По мнению В. Скороденко, «Узорный покров», «этот роман о силе любовного наваждения, его преодолении и трудном становлении души и характера никогда не числился среди наиболее значительных книг писателя, а между тем это важная веха в его творческом развитии, и в нем есть все то, что составляет сильную сторону прозы Моэма»[1].
Идея повести родилась у У.С. Моэма, когда в двадцать лет, будучи в Италии, он изучал итальянский язык, читая Данте. В «Чистилище» его внимание привлек сюжет про Пию, сиенскую дворянку, «чей муж, заподозрив ее в неверности, но опасаясь мести знатной родни в том случае, если он велит ее убить, отвез ее в свой замок в Маремме, в расчете, что тамошние ядовитые испарения с успехом заменят палача; однако она не умирала так долго, что он потерял терпение и приказал выбросить ее из окна»[2]. Как пишет Моэм, «история эта почему-то поразила мое воображение, я мысленно поворачивал ее так и эдак в течение многих лет, снова и снова размышлял над ней по два-три дня кряду. Я все повторял про себя строчку «Сиена породила меня, Маремна меня погубила». Но это был лишь один из многих сюжетов, теснившихся у меня в голове, и я подолгу не вспоминал о нем. Я, разумеется, представлял себе какую-то современную повесть и никак не мог придумать, в какой современной обстановке такие события могли бы произойти, не утратив правдоподобия. Нашел я такую обстановку лишь после того, как совершил долгое путешествие в Китай»[3].
В итоге же роман «Узорный покров» получился намного значимее тех задумок, которые заставили писателя взяться за его написание.
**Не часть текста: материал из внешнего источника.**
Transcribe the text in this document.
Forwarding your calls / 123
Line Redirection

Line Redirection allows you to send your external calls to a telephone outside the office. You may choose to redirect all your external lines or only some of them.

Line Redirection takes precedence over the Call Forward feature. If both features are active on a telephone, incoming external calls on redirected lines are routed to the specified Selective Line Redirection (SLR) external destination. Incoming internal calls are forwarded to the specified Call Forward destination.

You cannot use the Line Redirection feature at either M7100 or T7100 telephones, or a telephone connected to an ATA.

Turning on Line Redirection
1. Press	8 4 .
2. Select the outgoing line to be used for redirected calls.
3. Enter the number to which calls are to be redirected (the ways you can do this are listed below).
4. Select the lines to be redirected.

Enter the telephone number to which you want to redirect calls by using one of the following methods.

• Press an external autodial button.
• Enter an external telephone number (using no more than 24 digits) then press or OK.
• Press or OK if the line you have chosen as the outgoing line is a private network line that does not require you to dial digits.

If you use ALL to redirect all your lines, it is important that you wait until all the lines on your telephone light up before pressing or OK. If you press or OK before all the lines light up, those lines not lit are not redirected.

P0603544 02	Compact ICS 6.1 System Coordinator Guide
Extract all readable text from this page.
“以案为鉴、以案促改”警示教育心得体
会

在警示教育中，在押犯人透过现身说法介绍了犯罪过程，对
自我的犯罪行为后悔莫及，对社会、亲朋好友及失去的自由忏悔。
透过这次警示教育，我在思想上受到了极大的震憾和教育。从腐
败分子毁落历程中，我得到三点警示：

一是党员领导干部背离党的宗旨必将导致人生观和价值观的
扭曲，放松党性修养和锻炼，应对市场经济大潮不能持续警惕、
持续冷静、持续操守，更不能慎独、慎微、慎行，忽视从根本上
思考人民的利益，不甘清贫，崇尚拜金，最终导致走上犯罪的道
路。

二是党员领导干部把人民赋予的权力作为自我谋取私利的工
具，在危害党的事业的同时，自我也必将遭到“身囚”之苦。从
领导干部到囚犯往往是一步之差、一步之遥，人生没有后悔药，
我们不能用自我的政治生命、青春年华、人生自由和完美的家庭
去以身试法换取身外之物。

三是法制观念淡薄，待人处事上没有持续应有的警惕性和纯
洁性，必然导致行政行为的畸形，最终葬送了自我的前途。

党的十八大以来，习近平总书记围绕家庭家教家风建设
Моэм остро ставит в нем проблемы любви и измены, жизни и смерти, религиозного выбора, отношения поколений, отношения наций и культур. И все это сквозь призму внутренних переживаний и становления как личности главной героини романа — Китти. Автор блестяще показывает, как по мере развития ее души изменяется и ее восприятие мира вокруг. Глупая девушка, живущая в плену внушенных ей с детства матерью стереотипов, не знающая жизни, от которой ее прятали сначала родители, а потом муж, идущая на поводу у своих желаний, столкнувшись со смертью, страданием, самоотверженностью других, в течение нескольких месяцев осознает, насколько никчемной в сущности была ее жизнь; она осознает себя личностью, ответственной за себя и за тех, кто рядом с ней.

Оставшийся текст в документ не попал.